O meu vizinho de blog Márcio Campos escreveu um texto para esclarecer alguns pontos sobre o atual imbróglio envolvendo a Igreja Católica. O rapaz entende do assunto, e sua visão do acontecimento se distingue do que tenho lido por aí. O texto começa depois da foto. Vale a pena ler.
O Breno, dono do blog, me pediu para escrever sobre toda a celeuma envolvendo o Vaticano nesses últimos dias. Esta é a minha avaliação sobre os acontecimentos, e deixo claro que é uma opinião totalmente pessoal, não tendo nada a ver com a Gazeta ou com a visão que o Breno tenha dos fatos.

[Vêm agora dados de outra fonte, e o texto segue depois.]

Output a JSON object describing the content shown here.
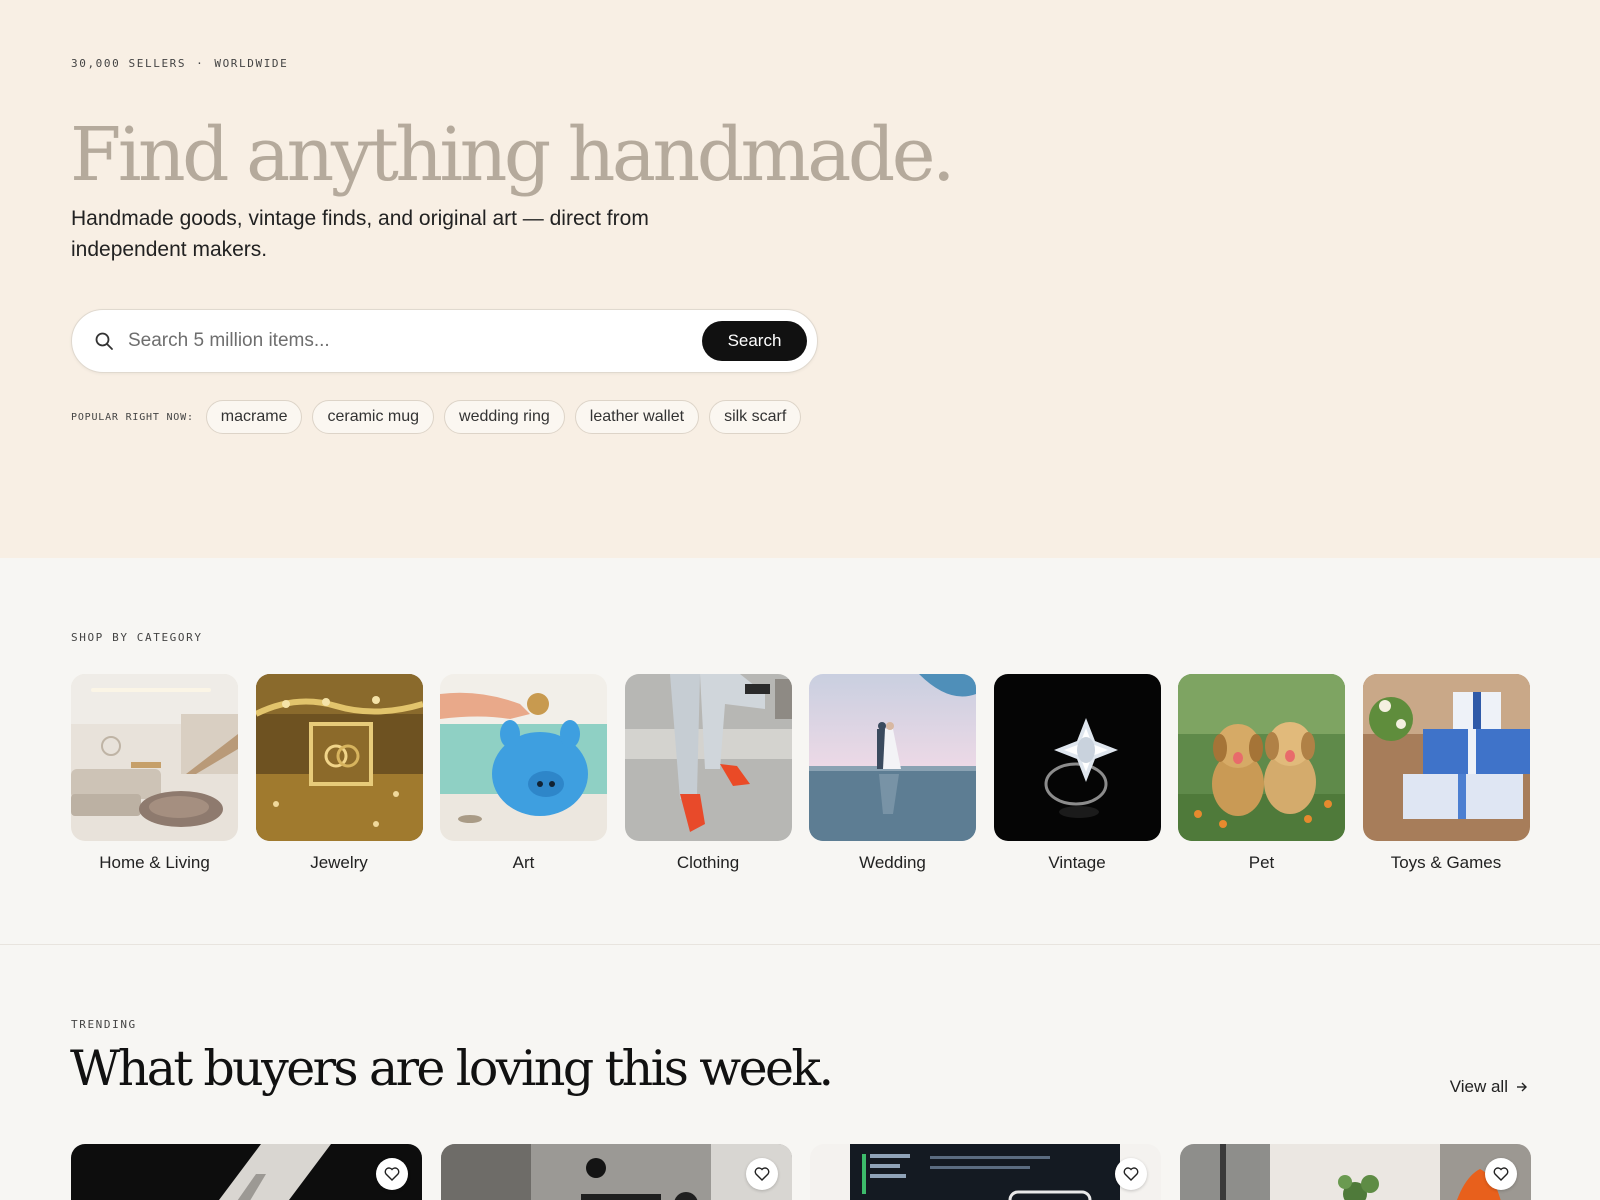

A palavra da moda, graças aos ataques israelenses contra os terroristas do Hamas, é “desproporcional”. Parece que o Papa Bento XVI é a vítima da vez da “desproporcionalidade”, com a diferença de que a opinião pública mundial está contra ele, quando no caso dos palestinos estava a favor deles. E, para mim, a opinião pública mundial está errada nos dois casos. Vamos então esclarecer algumas coisas sobre o episódio do bispo revisionista Richard Williamson.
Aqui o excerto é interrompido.